Janet Crowther describes how the History of Knole tapestry design evolved and the volunteers' work on the different sections
What I did say to Jonathan, it would be a two year project. I know from previous experiences it’s no good saying tomorrow it’s got to be with the end date of February this year (2012) because it was the anniversary of 21 years of the group. I thought it was a good finishing point. It is going to be the seven centuries round the edge, it’s going to have a frame of leaves which can be knitted whatever you like, leaves I don’t mind what sort they are because in the end you can’t actually have that many constraints. If people are going to knit a leaf or two that’s fine by me. It’ll be the three sections: what I termed the sky, the land and the information part at the bottom; because I was a teacher for so long that really interested me the fact you could actually have something put in an education room that could be used by the people who are talking to the children. So we went to the group and we said please make leaves and please knit, make whatever you like, people who are unclothed; known as the naked people. But they then used a bit of initiative and someone would find a pattern to knit a leaf or a pattern to knit a body. Or I said to them, “Just have a go. You know if you knit you just knit two legs, a body and arms so long as it is roughly in proportion.” So we ended up with lots of bodies. But they then used a bit of initiative and someone would find a pattern to knit a leaf or a pattern to knit a body. Or I said to them “just have a go. You know if you knit you just knit two legs, a body and arms so long as it is roughly in proportion”. So we ended up with lots of bodies. Then this is work that everybody, anybody could do round the edge of the frame with the leaves, the trees, the people. But then we came to the specific areas and the top background; what I termed sky well you have got to give it some sort of idea that I decided would be based on the ceilings, various ceilings in the house. There were four different designs.

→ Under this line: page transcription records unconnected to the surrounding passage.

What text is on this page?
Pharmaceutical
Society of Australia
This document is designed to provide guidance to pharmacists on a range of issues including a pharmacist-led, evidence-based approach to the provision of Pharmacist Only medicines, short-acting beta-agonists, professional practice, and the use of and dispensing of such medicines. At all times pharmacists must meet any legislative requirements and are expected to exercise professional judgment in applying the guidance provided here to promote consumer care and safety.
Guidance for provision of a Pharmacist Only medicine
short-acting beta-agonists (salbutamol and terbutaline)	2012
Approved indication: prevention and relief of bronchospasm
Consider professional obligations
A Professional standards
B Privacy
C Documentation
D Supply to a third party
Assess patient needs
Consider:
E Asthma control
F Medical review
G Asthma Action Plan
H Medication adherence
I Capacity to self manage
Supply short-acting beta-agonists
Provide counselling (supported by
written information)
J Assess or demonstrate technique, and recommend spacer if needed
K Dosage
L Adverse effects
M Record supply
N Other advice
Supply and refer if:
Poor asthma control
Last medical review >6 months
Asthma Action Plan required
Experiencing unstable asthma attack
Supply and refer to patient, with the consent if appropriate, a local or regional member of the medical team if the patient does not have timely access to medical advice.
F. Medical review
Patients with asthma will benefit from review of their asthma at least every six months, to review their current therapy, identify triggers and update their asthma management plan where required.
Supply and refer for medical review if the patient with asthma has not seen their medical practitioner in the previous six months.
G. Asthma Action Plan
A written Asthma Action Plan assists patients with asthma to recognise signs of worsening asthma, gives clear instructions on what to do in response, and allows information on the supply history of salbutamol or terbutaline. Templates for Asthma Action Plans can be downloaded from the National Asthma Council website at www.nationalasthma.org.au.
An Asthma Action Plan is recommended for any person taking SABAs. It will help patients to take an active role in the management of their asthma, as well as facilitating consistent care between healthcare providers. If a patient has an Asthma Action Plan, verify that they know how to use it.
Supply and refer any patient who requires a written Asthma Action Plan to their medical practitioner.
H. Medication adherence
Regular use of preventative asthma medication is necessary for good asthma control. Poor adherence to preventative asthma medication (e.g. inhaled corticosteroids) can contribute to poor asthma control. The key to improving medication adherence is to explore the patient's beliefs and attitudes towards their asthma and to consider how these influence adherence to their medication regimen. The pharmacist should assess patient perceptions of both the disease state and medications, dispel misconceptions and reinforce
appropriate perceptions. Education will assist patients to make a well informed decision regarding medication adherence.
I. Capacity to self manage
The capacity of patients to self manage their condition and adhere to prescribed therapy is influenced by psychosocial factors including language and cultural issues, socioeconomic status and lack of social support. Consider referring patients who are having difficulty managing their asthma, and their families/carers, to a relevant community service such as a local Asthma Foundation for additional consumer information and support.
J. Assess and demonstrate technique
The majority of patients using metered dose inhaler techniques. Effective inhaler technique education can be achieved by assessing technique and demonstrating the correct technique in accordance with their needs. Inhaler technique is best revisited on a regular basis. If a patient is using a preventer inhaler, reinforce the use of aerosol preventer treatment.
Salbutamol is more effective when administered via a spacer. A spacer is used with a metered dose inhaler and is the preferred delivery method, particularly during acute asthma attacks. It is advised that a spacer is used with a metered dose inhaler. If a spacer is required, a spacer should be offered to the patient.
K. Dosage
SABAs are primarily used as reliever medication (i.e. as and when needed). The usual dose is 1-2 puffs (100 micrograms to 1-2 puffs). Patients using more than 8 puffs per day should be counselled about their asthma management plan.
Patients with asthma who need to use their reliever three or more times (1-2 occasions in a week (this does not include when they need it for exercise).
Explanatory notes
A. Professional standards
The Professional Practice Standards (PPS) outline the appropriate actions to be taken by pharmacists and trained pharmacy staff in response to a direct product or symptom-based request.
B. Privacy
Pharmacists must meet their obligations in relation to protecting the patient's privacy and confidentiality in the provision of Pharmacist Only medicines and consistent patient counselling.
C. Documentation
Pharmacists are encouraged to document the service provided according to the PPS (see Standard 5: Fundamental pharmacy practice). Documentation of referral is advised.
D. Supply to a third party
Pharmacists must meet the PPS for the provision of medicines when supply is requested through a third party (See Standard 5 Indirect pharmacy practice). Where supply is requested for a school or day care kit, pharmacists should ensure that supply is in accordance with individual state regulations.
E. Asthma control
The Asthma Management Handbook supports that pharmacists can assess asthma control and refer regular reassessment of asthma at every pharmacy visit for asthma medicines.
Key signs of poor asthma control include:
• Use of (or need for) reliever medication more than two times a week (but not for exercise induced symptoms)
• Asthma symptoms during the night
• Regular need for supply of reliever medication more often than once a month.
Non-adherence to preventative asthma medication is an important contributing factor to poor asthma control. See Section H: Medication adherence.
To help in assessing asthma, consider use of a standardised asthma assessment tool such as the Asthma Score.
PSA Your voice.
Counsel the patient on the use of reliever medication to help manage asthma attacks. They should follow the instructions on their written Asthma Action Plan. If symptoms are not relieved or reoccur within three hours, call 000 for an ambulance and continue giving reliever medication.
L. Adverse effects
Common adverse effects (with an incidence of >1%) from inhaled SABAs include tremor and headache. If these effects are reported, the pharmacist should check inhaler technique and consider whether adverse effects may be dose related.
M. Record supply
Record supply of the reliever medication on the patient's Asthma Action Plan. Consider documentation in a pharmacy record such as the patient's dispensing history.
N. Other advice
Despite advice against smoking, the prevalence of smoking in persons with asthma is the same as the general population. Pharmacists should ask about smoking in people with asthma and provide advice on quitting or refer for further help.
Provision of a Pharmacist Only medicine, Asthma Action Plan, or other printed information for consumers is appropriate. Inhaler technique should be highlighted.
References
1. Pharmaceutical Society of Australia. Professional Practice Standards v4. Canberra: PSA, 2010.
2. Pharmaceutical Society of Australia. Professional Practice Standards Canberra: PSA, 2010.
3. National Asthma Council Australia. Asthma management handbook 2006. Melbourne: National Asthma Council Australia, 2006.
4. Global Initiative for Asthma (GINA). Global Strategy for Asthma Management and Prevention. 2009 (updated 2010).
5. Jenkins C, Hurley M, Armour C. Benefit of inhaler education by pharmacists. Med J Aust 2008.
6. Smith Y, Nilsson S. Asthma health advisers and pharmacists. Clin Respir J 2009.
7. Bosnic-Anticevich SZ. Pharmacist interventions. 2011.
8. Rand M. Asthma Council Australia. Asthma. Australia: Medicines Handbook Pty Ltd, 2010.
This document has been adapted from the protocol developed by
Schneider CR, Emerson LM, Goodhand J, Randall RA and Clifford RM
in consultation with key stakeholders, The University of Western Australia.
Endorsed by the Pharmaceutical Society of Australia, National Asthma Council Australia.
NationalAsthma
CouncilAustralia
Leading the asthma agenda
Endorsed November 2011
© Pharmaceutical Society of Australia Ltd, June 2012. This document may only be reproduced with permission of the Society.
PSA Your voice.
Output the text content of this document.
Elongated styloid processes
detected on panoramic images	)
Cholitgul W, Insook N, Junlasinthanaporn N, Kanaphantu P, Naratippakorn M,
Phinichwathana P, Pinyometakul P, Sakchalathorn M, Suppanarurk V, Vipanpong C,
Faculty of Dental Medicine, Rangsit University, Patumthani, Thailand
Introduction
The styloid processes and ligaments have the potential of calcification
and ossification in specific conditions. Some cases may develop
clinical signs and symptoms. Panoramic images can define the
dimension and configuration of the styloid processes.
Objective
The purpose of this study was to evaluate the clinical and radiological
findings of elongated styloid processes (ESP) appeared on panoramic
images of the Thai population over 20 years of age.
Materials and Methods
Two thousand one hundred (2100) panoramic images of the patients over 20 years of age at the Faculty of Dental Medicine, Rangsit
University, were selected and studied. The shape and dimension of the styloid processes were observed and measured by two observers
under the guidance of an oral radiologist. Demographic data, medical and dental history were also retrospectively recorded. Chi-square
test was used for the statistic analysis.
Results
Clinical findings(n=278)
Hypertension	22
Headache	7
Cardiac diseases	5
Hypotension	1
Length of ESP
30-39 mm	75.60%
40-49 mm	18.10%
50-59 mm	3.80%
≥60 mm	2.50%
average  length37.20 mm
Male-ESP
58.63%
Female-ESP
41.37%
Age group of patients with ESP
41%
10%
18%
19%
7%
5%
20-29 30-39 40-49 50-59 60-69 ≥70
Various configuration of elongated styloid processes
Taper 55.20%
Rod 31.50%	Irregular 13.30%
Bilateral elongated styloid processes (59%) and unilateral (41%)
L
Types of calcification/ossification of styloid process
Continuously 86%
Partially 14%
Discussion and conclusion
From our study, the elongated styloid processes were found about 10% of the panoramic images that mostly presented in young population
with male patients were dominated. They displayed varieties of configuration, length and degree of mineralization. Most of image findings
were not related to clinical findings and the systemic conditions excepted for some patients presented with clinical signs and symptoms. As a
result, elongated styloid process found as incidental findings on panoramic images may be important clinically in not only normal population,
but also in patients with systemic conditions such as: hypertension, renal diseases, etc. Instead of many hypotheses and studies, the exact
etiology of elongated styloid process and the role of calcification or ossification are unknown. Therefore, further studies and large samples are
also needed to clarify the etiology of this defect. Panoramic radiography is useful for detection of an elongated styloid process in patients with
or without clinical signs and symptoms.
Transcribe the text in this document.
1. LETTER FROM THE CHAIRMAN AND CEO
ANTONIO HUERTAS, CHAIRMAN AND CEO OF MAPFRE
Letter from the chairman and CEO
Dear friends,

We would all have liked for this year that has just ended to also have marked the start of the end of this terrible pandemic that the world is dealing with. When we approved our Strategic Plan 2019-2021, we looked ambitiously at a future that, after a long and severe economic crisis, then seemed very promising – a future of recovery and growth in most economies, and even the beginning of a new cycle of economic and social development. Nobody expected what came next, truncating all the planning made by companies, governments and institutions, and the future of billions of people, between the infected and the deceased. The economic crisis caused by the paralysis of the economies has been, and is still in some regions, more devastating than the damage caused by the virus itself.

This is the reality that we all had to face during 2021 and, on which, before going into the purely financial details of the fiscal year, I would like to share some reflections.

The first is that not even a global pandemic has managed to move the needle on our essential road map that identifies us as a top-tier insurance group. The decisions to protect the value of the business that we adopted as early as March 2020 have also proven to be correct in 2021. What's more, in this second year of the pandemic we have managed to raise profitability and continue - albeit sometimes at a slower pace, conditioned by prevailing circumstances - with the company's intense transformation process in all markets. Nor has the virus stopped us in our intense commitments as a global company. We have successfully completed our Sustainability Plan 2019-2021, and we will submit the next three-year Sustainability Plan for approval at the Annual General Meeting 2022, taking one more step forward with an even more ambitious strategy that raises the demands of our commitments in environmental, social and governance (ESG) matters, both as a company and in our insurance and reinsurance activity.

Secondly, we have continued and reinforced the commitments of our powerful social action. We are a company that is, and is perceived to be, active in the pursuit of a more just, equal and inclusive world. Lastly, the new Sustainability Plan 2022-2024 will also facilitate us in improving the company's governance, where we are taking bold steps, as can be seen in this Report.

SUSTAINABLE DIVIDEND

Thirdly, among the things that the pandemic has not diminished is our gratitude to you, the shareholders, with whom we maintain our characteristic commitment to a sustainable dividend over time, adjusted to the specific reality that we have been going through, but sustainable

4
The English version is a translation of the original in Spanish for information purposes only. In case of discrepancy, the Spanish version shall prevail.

Then we had all these naked bodies and they were to be dressed according to my instructions… for each century with imagery, images of the clothes, to set the scene for the seven different centuries.
What came back. Because they were bringing them along and I would stand up and say “Who has brought something back?”. Well “Is it good enough?” Always “Is it good enough?”. I thought, come on – yes it is. If it isn’t we’ll just disguise it and then they would bring out this totally, brilliant, amazingly dressed people. Really good. The care and the thought behind some of them really amazing.
So that was the people bit. The house was then divided into ten sections which are all equal and the main tower in the middle. And so, I did come up here several times to work out what colour the bricks were or the stones were and it changed with the light. I took photographs obviously, pictures from the internet and this had to fit in the space it needed to, so you could see it and it had to be able to be constructed. And what I then had to do was work out the stitch for people to use and give them. I did small samples and so there were ten kits made. So that was the house; so that went away and came back in bits and pieces. Then we had the portraits across the top cause that was obviously important and because part of the thinking initially was you’ve got the people who live in the house in terms of the people who own it, a house like this, which is supported by an incredible number of servants.